Those businesses seem to all be doing fine. They just implemented one of those annoying pop ups that you have to agree to before you can see their site, and they’re still doing all the same things with your data. But with your “permission” now.

All the other businesses, though, the ones who were never planning to do anything bad with your data. Those ones still all had to do a bunch of work and show that same stupid notice that drives their customers away. And they’re a lot less able to defend themselves against the mean spirited user behaviour outlined in the article.

And for added fun, the eu now knows that it can pass silly laws like this as often as it likes, and the whole software world will need to devote a team to do a full sprint implementing another piece of user hostile code that doesn’t help their business.

I’m not a fan.

> another piece of user hostile code that doesn’t help their business.

That's entirely their problem. Compliance with the law wouldn't require user-hostile "code" (I think you meant UI) if the business model wasn't user-hostile in the first place. It wouldn't hurt their business if their business was reasonable.

If the business is user-hostile then why do the users use these services instead of paying for services that aren't "user-hostile"?

True. Users prefer "free" services. I can imagine that some do prefer paid services, but the majority expects things on the Internet to fall from the sky.

That said, I think your point doesn't prove those businesses good to have.

> though, the ones who were never planning to do anything bad with your data. Those ones still all had to do a bunch of work and show that same stupid notice

If they're not planning to do anything bad with the data (that is, only use the data for what they need to work with the customer) they don't have to show the notice. It's that simple. RTFR

It was the same with old cookie law, btw. If you weren't using third-party trackers, you didn't have to put a cookie notice.

The vast majority of those pop-up notices are not GDPR-compliant, JFYI. I really do hope the law enforcement comes after them.

Digital advertising grew by 17% in 2018 according to IAB / PwC report

>“Since 2016, newspapers in Belgium and Italy have removed articles from their archives under [GDPR]. Google was also ordered last year to stop listing some search results, including information from 2014 about a Dutch doctor who The Guardian reported was suspended for poor care of a patient.”

>All consequences seem entirely acceptable.

...I am not sure I agree with your worldview.

> including information from 2014 about a Dutch doctor who The Guardian reported was suspended for poor care of a patient.

FWIW, according to the Guardian article they reference, that case was not about getting the fact that the doctor was investigated and temporary suspended (that's public record), but a website taking such records and publishing a "blacklist of doctors unfit to treat patients". It's more a libel-like case than a privacy one.

> "The judge said that while the information on the website with reference to the failings of the doctor in 2014 was correct, the pejorative name of the blacklist site suggested she was unfit to treat people, and that was not supported by the disciplinary panel’s findings.

The court further rejected Google’s claim that most people would have difficulty in finding the relevant information on the medical board’s Big-register, where the records are publicly held."

https://www.theguardian.com/technology/2019/jan/21/dutch-sur...

>It's more a libel-like case than a privacy one.

Definitely not libel-like; libelous statements are by definition false.

"These doctors are unfit to treat patients" could very well be libel then?

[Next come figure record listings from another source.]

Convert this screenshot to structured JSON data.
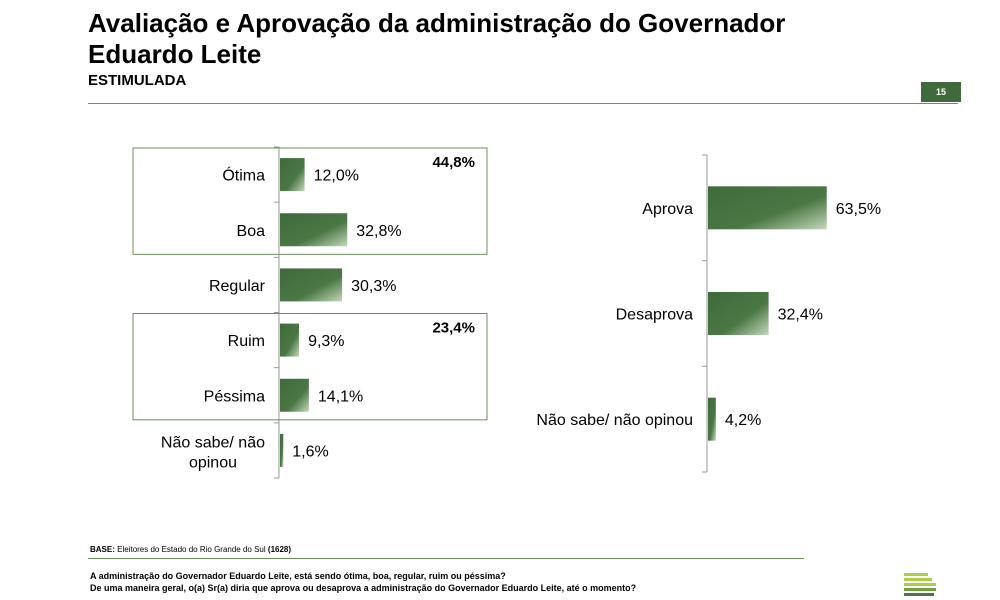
{
  "header": {
    "title": "Avaliação e Aprovação da administração do Governador Eduardo Leite",
    "subtitle": "ESTIMULADA",
    "page_number": "15"
  },
  "chart_data": [
    {
      "type": "bar",
      "orientation": "horizontal",
      "categories": [
        "Ótima",
        "Boa",
        "Regular",
        "Ruim",
        "Péssima",
        "Não sabe/ não opinou"
      ],
      "values": [
        12.0,
        32.8,
        30.3,
        9.3,
        14.1,
        1.6
      ],
      "value_labels": [
        "12,0%",
        "32,8%",
        "30,3%",
        "9,3%",
        "14,1%",
        "1,6%"
      ],
      "groups": [
        {
          "label": "44,8%",
          "members": [
            "Ótima",
            "Boa"
          ]
        },
        {
          "label": "23,4%",
          "members": [
            "Ruim",
            "Péssima"
          ]
        }
      ],
      "grid": false,
      "legend": "none",
      "bar_color": "#3f6b3c"
    },
    {
      "type": "bar",
      "orientation": "horizontal",
      "categories": [
        "Aprova",
        "Desaprova",
        "Não sabe/ não opinou"
      ],
      "values": [
        63.5,
        32.4,
        4.2
      ],
      "value_labels": [
        "63,5%",
        "32,4%",
        "4,2%"
      ],
      "grid": false,
      "legend": "none",
      "bar_color": "#3f6b3c"
    }
  ],
  "footer": {
    "base_label": "BASE:",
    "base_text": "Eleitores do Estado do Rio Grande do Sul",
    "base_n": "(1628)",
    "question1": "A administração do Governador Eduardo Leite, está sendo ótima, boa, regular, ruim ou péssima?",
    "question2": "De uma maneira geral, o(a) Sr(a) diria que aprova ou desaprova a administração do Governador Eduardo Leite, até o momento?"
  }
}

That (based on the article) seems to have been the core of the decision.

That seems like an opinion to me, not a false statement...

IANAL, but I think you could definitely make the argument that it's either true, or not possible to prove one way or the other.

That statement sounds to me to be synonymous with "this doctor does not / should not have their license"; given that a court actually decided otherwise, this looks libelous to me.

When did a court decide it was libelous? As far as I understand a court decided it fell under Right to be Forgotten, which surely extends beyond libel laws.

This is a circular argument. The courts decided it falls under the law in question, but that isn’t a justification in itself for the law in question.

'detaro quoting The Guardian upthread:

> "The judge said that while the information on the website with reference to the failings of the doctor in 2014 was correct, the pejorative name of the blacklist site suggested she was unfit to treat people, and that was not supported by the disciplinary panel’s findings."

Again, IANAL, but what I’m reading does not seem relevant to libel. Namely, the pejorative title of the website has nothing to do with the claims they’re making.

If the doc had a libel case, why the hell did they not go for that, instead?

It's impossible to judge whether those articles should have been removed without knowing their content and context.

Removing the article about a doctor being suspended for poor care is perfectly reasonable if he was later cleared of wrongdoing.

I mean, the context is actually available. They link to the original news story. It's definitely not impossible for us to know.

Couldn't agree more. It's a biased presentation of the facts, and could easily be reframed. Take "compliance costs are astronomic", for instance, could just as easily be rephrased "Companies spend more money than ever to ensure the safety of customer data". I know that's certainly the case where I work: it's been a massive amount of work, but it's great for our customers. If it weren't for GDPR, I am certain that management wouldn't have allowed us to do it.

Cleaning up a shitty system is expensive, and there are bumps in the road. It's still worth doing.